Quando olho para a direita

aquela Scania vem

vem trepidando o asfalto

quente atravessando a

miragem

estraçalha minha ideia

de existir.

Penso em acidentes.

São voos sobre barrancos

voltas e reviravoltas

vidros, ferros, postes

em poeira

se desvanecem

de repente.

De repente, acidente.

E a crueza do momento

agora não deixa

brechas na dúvida

de que ainda vivo

vivo e pulso

pulso, soluço, palpito.

Aquele astrólogo amigo da minha amiga estava errado, eu não tenho uma linguagem que fala para o mundo… ela, a linguagem – corpo de voz que sai de mim desconhecido, degredado e trôpego -, até tenta, mas não chega aos ouvidos, deve chegar aos ouvidos sim, mas então não chega além do órgão que recebe o som.

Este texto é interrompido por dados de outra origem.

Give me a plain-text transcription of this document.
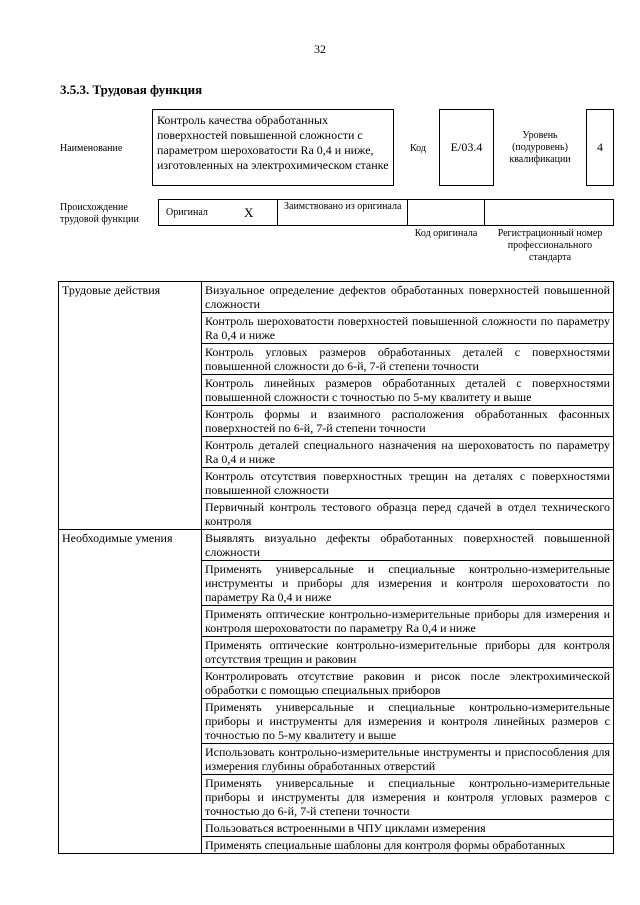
32
3.5.3. Трудовая функция
Наименование
Контроль качества обработанных поверхностей повышенной сложности с параметром шероховатости Ra 0,4 и ниже, изготовленных на электрохимическом станке
Код E/03.4
Уровень (подуровень) квалификации
4
Происхождение трудовой функции
Оригинал	X	Заимствовано из оригинала
Код оригинала	Регистрационный номер профессионального стандарта
Трудовые действия	Визуальное определение дефектов обработанных поверхностей повышенной сложности
	Контроль шероховатости поверхностей повышенной сложности по параметру Ra 0,4 и ниже
	Контроль угловых размеров обработанных деталей с поверхностями повышенной сложности до 6-й, 7-й степени точности
	Контроль линейных размеров обработанных деталей с поверхностями повышенной сложности с точностью по 5-му квалитету и выше
	Контроль формы и взаимного расположения обработанных фасонных поверхностей по 6-й, 7-й степени точности
	Контроль деталей специального назначения на шероховатость по параметру Ra 0,4 и ниже
	Контроль отсутствия поверхностных трещин на деталях с поверхностями повышенной сложности
	Первичный контроль тестового образца перед сдачей в отдел технического контроля
Необходимые умения	Выявлять визуально дефекты обработанных поверхностей повышенной сложности
	Применять универсальные и специальные контрольно-измерительные инструменты и приборы для измерения и контроля шероховатости по параметру Ra 0,4 и ниже
	Применять оптические контрольно-измерительные приборы для измерения и контроля шероховатости по параметру Ra 0,4 и ниже
	Применять оптические контрольно-измерительные приборы для контроля отсутствия трещин и раковин
	Контролировать отсутствие раковин и рисок после электрохимической обработки с помощью специальных приборов
	Применять универсальные и специальные контрольно-измерительные приборы и инструменты для измерения и контроля линейных размеров с точностью по 5-му квалитету и выше
	Использовать контрольно-измерительные инструменты и приспособления для измерения глубины обработанных отверстий
	Применять универсальные и специальные контрольно-измерительные приборы и инструменты для измерения и контроля угловых размеров с точностью до 6-й, 7-й степени точности
	Пользоваться встроенными в ЧПУ циклами измерения
	Применять специальные шаблоны для контроля формы обработанных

Não chega no oceano interno de quase ninguém, sim ‘quase’ ninguém, porque às vezes toca algumas águas, devo admitir. O corpo de minha voz e as palavras que carrega de mãos atadas mergulha nas águas do caracol, as ondas se propagam no ambiente líquido de alguns outros corpos desavisados, insuspeitos, minha voz palavra parda não vai além, não alcança as células receptoras… fica boiando no oceano interno. E o que ouço depois, do meio do caminho, o que me chega quando encosto meu ouvido nesse caracol nessa concha é apenas o murmúrio ainda vivo e quente do meu sangue lodoso serpenteando os vasos.

O mar em mim linguagem para o mundo

escuta

esse sal na língua que só aumenta a sede.